Adrianna Zigarlick

Students put brains to the test at Science Olympics

Creating a “house of cards” strong enough to support a 10-pound bucket of nails was difficult, but do-able. Four out of five student teams at Saturday’s APEGA Science Olympics at Red Deer’s West Park Middle School managed to create a sturdy, foot-high base for the hefty nail bucket using only index cards and elastic bands.

Creating a “house of cards” strong enough to support a 10-pound bucket of nails was difficult, but do-able.

Four out of five student teams at Saturday’s APEGA Science Olympics at Red Deer’s West Park Middle School managed to create a sturdy, foot-high base for the hefty nail bucket using only index cards and elastic bands.

But as in real life, budgets matter.

And only one team — the Periodic Table Dancers from Rocky Mountain House — did it using the least materials possible.

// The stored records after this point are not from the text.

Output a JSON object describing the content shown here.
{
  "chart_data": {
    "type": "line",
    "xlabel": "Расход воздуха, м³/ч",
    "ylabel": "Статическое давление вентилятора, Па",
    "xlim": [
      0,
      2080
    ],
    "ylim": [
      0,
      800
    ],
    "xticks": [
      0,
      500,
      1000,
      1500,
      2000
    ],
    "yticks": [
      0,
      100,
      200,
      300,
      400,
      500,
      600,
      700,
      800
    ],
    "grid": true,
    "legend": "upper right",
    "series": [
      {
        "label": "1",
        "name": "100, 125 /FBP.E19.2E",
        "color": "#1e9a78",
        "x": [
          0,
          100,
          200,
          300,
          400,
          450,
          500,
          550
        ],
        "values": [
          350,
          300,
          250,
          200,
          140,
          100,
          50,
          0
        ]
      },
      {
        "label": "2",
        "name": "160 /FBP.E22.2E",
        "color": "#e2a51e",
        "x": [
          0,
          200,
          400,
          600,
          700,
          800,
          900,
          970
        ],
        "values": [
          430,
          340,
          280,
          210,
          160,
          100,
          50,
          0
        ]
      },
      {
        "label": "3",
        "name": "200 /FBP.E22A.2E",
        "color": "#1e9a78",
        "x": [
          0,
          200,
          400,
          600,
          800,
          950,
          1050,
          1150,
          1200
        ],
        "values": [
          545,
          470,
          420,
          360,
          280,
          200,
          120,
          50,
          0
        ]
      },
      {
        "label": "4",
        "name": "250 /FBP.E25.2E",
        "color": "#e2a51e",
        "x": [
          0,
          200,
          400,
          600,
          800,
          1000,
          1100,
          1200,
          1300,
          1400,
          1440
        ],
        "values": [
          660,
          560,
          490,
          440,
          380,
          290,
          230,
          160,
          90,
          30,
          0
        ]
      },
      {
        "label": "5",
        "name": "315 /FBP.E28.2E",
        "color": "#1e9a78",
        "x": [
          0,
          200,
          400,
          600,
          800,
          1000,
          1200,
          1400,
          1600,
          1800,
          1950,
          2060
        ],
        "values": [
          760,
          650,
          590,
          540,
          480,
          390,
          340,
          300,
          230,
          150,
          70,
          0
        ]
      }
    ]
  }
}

The Grade-10 students from West Central High School won the House of Cards challenge at the 10th-annual Science Olympics by building a narrow circular tower of index cards. Four carefully stacked tiers were made up of vertically rolled cards held together by elastics.

“We tried to find a sturdy shape and (circles) spread the weight better,” said team member Taylor Lund, who admitted it helped paying attention to principles learned in science class.

Nearly 100 young Science Olympians from schools from Red Deer, Sylvan Lake, Ponoka, Spruce View and Rocky Mountain House tackled six different problems, including making carbon formations for graphite, charcoal and diamond, out of jujubes and toothpicks. (This task was allotted to middle school competitors at the games, hosted by the Association of Professional Engineers and Geoscientists of Alberta.)

The goal was promoting creativity and fun around science and mathematics. “We’d like to encourage more students to continue their studies” after high school and go into science careers, said volunteer co-organizer and APEGA member Bruce Thorne, an engineer with aerospace experience.

Participants from Grade 7 to 12 had to brainstorm for ideas, then test out different solutions for each problem. “We have no idea what (results) we’re going to get” from each half-hour challenge, added Thorne.

For instance, one team built a tower of cardboard triangles for the House of Cards competition. This was also a strong support for the box of nails, but required more building materials. Michelle Kim said her Angry Nerds team from Rocky’s West Central High School opted to experiment because almost everyone else was rolling their index cards.

“We were trying to think outside the box.”

Less successful was Team Absolute Zero. The students from St. Augustine School in Ponoka folded index cards into accordion shapes or notched them, and their structure ended up too short and didn’t support the nails.

“It was still fun, and a good experience,” said team member Ivan Penales, who aimed for better team co-ordination and execution in the next task.

His science teacher, Brad Normandeau, liked the light-hearted, problem-solving aspect of the annual science competition. He believes it takes students beyond what they learn in school, requiring them to apply their science knowledge to “real world situations,” not just multiple choice tests.

Twelve out of the 21 high school students who participated in the Olympics were female, puncturing the notion that girls don’t enjoy science.

Among them was Holly McVea, a Grade 11 student from Rocky, who said many of her relatives are scientific, and she looks forward to working in chemistry as a teacher or researcher.

Axee Anger, a Grade 10 student from Rocky, believes more females are attracted to medicine, while males steer toward engineering.